India's tax regime has made it a point to explore the possibility of generating tax from cross-border mergers and acquisitions on the grounds that the country has a right to claim tax on the profit generated from the business carried out in India. The notices sent to Vodafone and Genpact by the international tax division of the Department is in line with this approach.
Sources in the department said they have not quantified the tax demand possible on the deal but just asked for details of the deal. The company, set up in 1997 in Delhi with only 50 employees, have evolved by 2004 into a global leader in business services and technology solutions with 25 delivery centres spread across the US, Europe, China, Philippines and India.

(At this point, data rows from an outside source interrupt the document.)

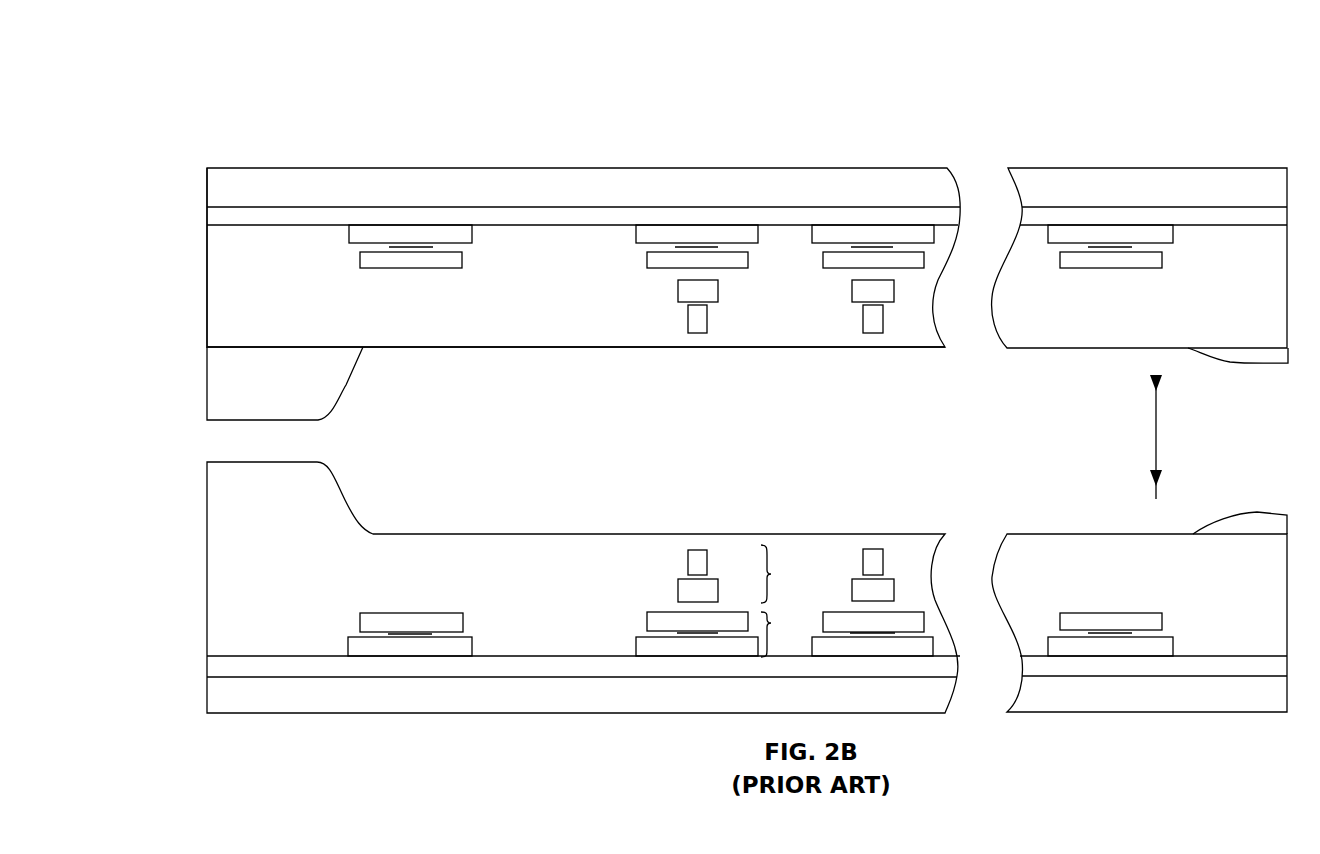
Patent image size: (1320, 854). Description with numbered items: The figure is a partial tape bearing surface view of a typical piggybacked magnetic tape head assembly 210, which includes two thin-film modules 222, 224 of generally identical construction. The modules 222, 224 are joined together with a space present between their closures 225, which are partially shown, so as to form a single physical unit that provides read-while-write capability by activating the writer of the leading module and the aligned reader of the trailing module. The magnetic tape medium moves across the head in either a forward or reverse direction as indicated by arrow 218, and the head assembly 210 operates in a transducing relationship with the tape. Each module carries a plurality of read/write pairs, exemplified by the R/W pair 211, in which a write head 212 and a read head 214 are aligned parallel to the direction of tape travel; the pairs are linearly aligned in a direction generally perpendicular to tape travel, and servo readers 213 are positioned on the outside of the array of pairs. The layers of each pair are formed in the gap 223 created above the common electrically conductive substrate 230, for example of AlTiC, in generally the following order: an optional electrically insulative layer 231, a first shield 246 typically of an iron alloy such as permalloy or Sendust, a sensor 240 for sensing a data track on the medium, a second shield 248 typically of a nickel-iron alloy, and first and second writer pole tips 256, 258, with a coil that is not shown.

The magnetic tape head assembly 210 is at (270, 145).
The read/write pair 211 is at (697, 511).
The write head 212 is at (704, 573).
The servo reader 213 is at (760, 441).
The read head 214 is at (676, 617).
The arrow 218 is at (1156, 445).
The thin-film module 222 is at (1187, 168).
The gap 223 is at (473, 347).
The thin-film module 224 is at (1173, 712).
The closure 225 is at (343, 385).
The substrate 230 is at (369, 197).
The electrically insulative layer 231 is at (1217, 660).
The sensor 240 is at (644, 632).
The first shield 246 is at (633, 645).
The second shield 248 is at (647, 614).
The first writer pole tip 256 is at (678, 593).
The second writer pole tip 258 is at (688, 571).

The equity partners to whom GE sold its stakes are the US-based Oakhill Capital Partners and General Atlantic Partners. The sale of its shares at a $ 500 million could not escape the watchful eyes of Income tax department.
The department's thinking goes like this: though the sale of shares had taken place outside India, the capital gains have been generated from the business in India and therefore the Indian Income-tax department is entitled to demand capital gains tax on the deal.
The notice it sent to Genpact is similar the notices sent to Vodafone on the $ 10 billion Hutch-Essar sale, where the capital gain tax was estimated at $ 2 billion. Incidentally, Vodafone has challenged the Income-tax notices before the High Court of Bombay. The matter is pending before the court at present.
Pramod Bhasin, president and CEO of Genpact, told ET "We have received notices and the respective department of the company is handling it. The matter is between the company and department and hence we cannot give details".
Genpact, GE's captive outsourcing unit before the 2004 share sale, is among the pioneers of the BPO industry in the country . Even after the sale of shares to two equity partners, GE has remained the largest shareholder with 40 % stake in the company . In 2005, GECIS was renamed Genpact.